Maybe there is no universal advice here – and it might be a good idea for a brainstorm – what coding practices would reduce this ratio? Here are some examples that I can think about:
– Avoid “unsafe” coding style, that could cause buffer overruns. Prefer using automatic memory-management techniques instead of manually calling “malloc/free”. If you can program in VB/C#, even better. C++ is not for everyone, C even less. But if you program in C++, use STL or STL-style classes as opposed to C-style programming.
– Isolate software modules as much as possible, even if you take, say, a 10-20% perf decrease by spending time in additional communication overhead. Yes, I know it’s less performant, but a good software enginneer knows how to optimize for performance without sacrificing principles like inter-module isolation and reliability.
– Avoid spaghetti-code like hell – each module should maintain its own state. Avoid sharing state across many modules. Use OOP or even procedural programming to drive your flow instead.
– Suspicious code, or low-quality code should live in its own process. If the memory is corrupted, only that process sufferrs – memory corruptions will not have ripple effects on other modules.
– Also, it is best to not have long-running processes. Yes, it sounds weird, but it’s logical – if you have a bug causing memory corruption, the probability of that corruption affecting your process grows asymptotically to 1 over time. So, short-living processes have less chances to be affected by corruption than long-lived processes.
– As often as possible, you should  check the consistency of your data structures. Don’t assume that if you put the value “1” in variable “X”, you will still have “1” ten minutes from now. There might be a memory corruption that affects your variable, and the sooner you detect the problem, the better.
– Avoid putting stuff in kernel-mode. Move as much logic as possible in user-mode, again, with the necessary tradeoff against performance, etc.
– Do not eat exceptions – use reporting mechanisms like Dr. Watson, or the ReportFault( ) API. Dr. Watson is your friend.
– And, finally, be extremely aware about multithreading programming. Whenever there are two threads sharing state, you have a much higher potential of subtle memory corruptions than in normal code.

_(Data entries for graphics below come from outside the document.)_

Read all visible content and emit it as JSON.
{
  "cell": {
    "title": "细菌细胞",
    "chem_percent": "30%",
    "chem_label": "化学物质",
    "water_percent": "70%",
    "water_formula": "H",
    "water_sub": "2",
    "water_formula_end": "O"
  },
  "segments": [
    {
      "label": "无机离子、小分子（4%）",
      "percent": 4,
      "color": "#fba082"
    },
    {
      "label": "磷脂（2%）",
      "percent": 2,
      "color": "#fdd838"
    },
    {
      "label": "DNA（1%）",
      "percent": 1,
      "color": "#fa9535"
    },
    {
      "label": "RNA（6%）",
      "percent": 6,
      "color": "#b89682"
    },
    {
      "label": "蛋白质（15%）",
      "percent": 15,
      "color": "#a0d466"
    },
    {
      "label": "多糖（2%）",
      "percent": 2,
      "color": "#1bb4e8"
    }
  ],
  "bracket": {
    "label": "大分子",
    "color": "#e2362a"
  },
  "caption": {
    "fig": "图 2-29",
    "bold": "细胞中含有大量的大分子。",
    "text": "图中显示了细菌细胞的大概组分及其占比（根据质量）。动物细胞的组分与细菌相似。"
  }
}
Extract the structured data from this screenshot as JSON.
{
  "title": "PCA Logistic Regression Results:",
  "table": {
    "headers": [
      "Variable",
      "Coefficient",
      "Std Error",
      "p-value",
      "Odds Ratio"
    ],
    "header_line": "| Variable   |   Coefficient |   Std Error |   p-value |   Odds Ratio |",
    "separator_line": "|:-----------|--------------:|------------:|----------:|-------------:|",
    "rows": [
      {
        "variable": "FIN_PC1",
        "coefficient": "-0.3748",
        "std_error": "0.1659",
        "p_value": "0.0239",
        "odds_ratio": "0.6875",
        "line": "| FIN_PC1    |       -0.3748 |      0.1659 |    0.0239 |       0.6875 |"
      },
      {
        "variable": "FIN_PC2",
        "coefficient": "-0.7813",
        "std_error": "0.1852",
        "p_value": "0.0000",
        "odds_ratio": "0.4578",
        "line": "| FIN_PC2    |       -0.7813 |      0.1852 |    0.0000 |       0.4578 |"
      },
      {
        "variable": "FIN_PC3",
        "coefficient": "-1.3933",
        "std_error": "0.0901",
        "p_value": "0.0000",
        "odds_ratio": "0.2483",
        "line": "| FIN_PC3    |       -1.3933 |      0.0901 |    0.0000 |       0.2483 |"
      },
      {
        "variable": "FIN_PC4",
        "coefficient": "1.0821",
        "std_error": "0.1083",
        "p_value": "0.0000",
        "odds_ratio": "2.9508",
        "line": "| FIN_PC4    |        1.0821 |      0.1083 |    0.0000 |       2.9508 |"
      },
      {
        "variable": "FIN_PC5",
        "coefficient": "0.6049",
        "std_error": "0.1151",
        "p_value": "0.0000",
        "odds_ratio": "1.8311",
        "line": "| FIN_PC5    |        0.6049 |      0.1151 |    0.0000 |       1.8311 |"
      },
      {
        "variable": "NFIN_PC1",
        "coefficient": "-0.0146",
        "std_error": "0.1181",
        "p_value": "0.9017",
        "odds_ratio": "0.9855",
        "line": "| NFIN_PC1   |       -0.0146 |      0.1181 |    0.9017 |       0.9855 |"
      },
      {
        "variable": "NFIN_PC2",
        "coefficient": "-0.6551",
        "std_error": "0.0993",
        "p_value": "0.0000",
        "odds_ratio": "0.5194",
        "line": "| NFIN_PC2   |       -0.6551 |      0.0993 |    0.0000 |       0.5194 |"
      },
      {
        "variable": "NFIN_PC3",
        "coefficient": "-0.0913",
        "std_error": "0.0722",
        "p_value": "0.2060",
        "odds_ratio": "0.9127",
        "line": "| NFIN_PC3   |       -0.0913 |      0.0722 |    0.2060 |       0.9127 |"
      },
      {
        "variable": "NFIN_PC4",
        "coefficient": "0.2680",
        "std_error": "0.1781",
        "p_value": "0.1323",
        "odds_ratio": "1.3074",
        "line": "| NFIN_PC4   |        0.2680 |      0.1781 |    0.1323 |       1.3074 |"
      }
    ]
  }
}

Do you have any other advices? Let me know in your comments area…

[update – minor fixes]

Comments (3)

  1. Oh Well says:

    Do not reference count manually. Please use smart pointers or something. But never ref count manually. Always run the test in chked, verifier environments. For every potential memory corrupting statement you write, think about how it could corrupt memory and why it wouldn’t and add asserts for this case and if asserts are not possible add comments. I think using VirtualPC might be useful to catch some data breakpoint type or disk I/O type peeking debugging but I haven’t tried it or seen anyone use it.

  2. AdiOltean says:

    Yes – I completely agree about the manual ref count…

  3. haseeb qadir says:

    Do not eat exceptions – use reporting mechanisms like Dr. Watson, or the ReportFault( ) API. Dr. Watson is your friend.

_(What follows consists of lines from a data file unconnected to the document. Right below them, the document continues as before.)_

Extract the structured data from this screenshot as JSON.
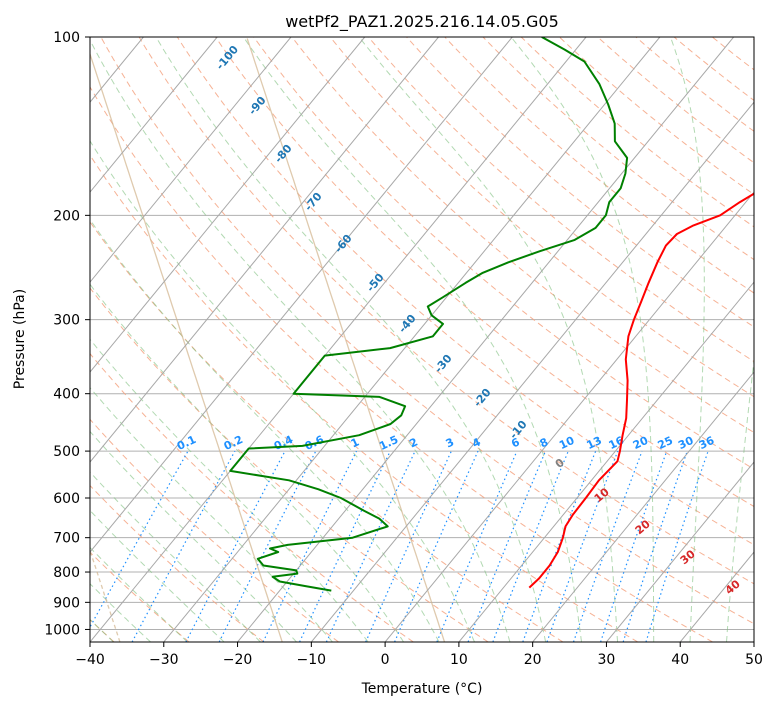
{
  "chart_data": {
    "type": "skew-t",
    "title": "wetPf2_PAZ1.2025.216.14.05.G05",
    "xlabel": "Temperature (°C)",
    "ylabel": "Pressure (hPa)",
    "xlim": [
      -40,
      50
    ],
    "ylim": [
      1050,
      100
    ],
    "y_scale": "log",
    "grid": true,
    "x_ticks": [
      -40,
      -30,
      -20,
      -10,
      0,
      10,
      20,
      30,
      40,
      50
    ],
    "x_tick_labels": [
      "−40",
      "−30",
      "−20",
      "−10",
      "0",
      "10",
      "20",
      "30",
      "40",
      "50"
    ],
    "y_ticks": [
      1000,
      900,
      800,
      700,
      600,
      500,
      400,
      300,
      200,
      100
    ],
    "y_tick_labels": [
      "1000",
      "900",
      "800",
      "700",
      "600",
      "500",
      "400",
      "300",
      "200",
      "100"
    ],
    "temperature_profile": {
      "color": "#ff0000",
      "points": [
        [
          850,
          13.5
        ],
        [
          820,
          13.8
        ],
        [
          780,
          13.8
        ],
        [
          740,
          13.4
        ],
        [
          700,
          12.5
        ],
        [
          670,
          11.6
        ],
        [
          640,
          11.3
        ],
        [
          600,
          11.2
        ],
        [
          560,
          11.0
        ],
        [
          520,
          11.4
        ],
        [
          500,
          10.6
        ],
        [
          470,
          9.2
        ],
        [
          440,
          7.8
        ],
        [
          410,
          5.9
        ],
        [
          380,
          3.8
        ],
        [
          350,
          1.2
        ],
        [
          320,
          -1.0
        ],
        [
          300,
          -2.1
        ],
        [
          280,
          -3.1
        ],
        [
          260,
          -4.2
        ],
        [
          240,
          -5.3
        ],
        [
          225,
          -6.0
        ],
        [
          215,
          -5.8
        ],
        [
          208,
          -4.5
        ],
        [
          200,
          -2.0
        ],
        [
          190,
          -0.8
        ],
        [
          180,
          0.8
        ],
        [
          170,
          1.4
        ],
        [
          160,
          0.6
        ],
        [
          150,
          -0.2
        ],
        [
          140,
          -1.2
        ],
        [
          130,
          -3.2
        ],
        [
          125,
          -4.5
        ],
        [
          120,
          -5.2
        ],
        [
          115,
          -6.1
        ],
        [
          110,
          -8.2
        ],
        [
          105,
          -10.2
        ],
        [
          100,
          -12.5
        ]
      ]
    },
    "dewpoint_profile": {
      "color": "#008000",
      "points": [
        [
          860,
          -13.0
        ],
        [
          845,
          -17.0
        ],
        [
          830,
          -21.0
        ],
        [
          815,
          -22.5
        ],
        [
          805,
          -19.5
        ],
        [
          795,
          -20.0
        ],
        [
          780,
          -25.0
        ],
        [
          760,
          -26.5
        ],
        [
          740,
          -24.5
        ],
        [
          730,
          -26.0
        ],
        [
          720,
          -24.0
        ],
        [
          700,
          -16.0
        ],
        [
          670,
          -12.5
        ],
        [
          650,
          -14.5
        ],
        [
          630,
          -17.5
        ],
        [
          600,
          -22.0
        ],
        [
          580,
          -26.0
        ],
        [
          560,
          -31.0
        ],
        [
          540,
          -40.0
        ],
        [
          495,
          -40.0
        ],
        [
          490,
          -33.0
        ],
        [
          470,
          -26.5
        ],
        [
          450,
          -23.5
        ],
        [
          435,
          -23.0
        ],
        [
          420,
          -23.5
        ],
        [
          405,
          -28.0
        ],
        [
          400,
          -40.0
        ],
        [
          345,
          -40.0
        ],
        [
          335,
          -32.0
        ],
        [
          320,
          -27.5
        ],
        [
          305,
          -27.5
        ],
        [
          295,
          -30.0
        ],
        [
          285,
          -31.5
        ],
        [
          275,
          -30.5
        ],
        [
          260,
          -29.0
        ],
        [
          250,
          -27.8
        ],
        [
          240,
          -25.5
        ],
        [
          230,
          -22.5
        ],
        [
          220,
          -19.0
        ],
        [
          210,
          -17.5
        ],
        [
          200,
          -17.5
        ],
        [
          190,
          -18.5
        ],
        [
          180,
          -18.5
        ],
        [
          170,
          -19.5
        ],
        [
          160,
          -21.0
        ],
        [
          150,
          -24.5
        ],
        [
          140,
          -26.5
        ],
        [
          130,
          -29.5
        ],
        [
          120,
          -33.0
        ],
        [
          110,
          -37.5
        ],
        [
          105,
          -41.5
        ],
        [
          100,
          -46.0
        ]
      ]
    },
    "dry_adiabat_labels": [
      "-100",
      "-90",
      "-80",
      "-70",
      "-60",
      "-50",
      "-40",
      "-30",
      "-20",
      "-10"
    ],
    "dry_adiabat_label_color": "#1f77b4",
    "mixing_ratio_labels": [
      "0.1",
      "0.2",
      "0.4",
      "0.6",
      "1",
      "1.5",
      "2",
      "3",
      "4",
      "6",
      "8",
      "10",
      "13",
      "16",
      "20",
      "25",
      "30",
      "36"
    ],
    "mixing_ratio_color": "#1e90ff",
    "moist_adiabat_labels": [
      "0",
      "10",
      "20",
      "30",
      "40"
    ],
    "moist_adiabat_label_colors": [
      "#808080",
      "#d62728",
      "#d62728",
      "#d62728",
      "#d62728"
    ]
  }
}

    One Windows XP, Server 2003 and Vista it’s best to not to do anything at all. Let the OS’s error reporting mechanism do it’s magic and report the failure to Microsoft. You don’t even need to call the ReportFault api.

    Once an unexpected exception occurs your program is an unknown state (heap might be corrupted, variables might be in an unexpected state). Simple things like a malloc call might fail or worse, cause another exception in your exception filter. Trying to execute code after the fact is generally not a good idea.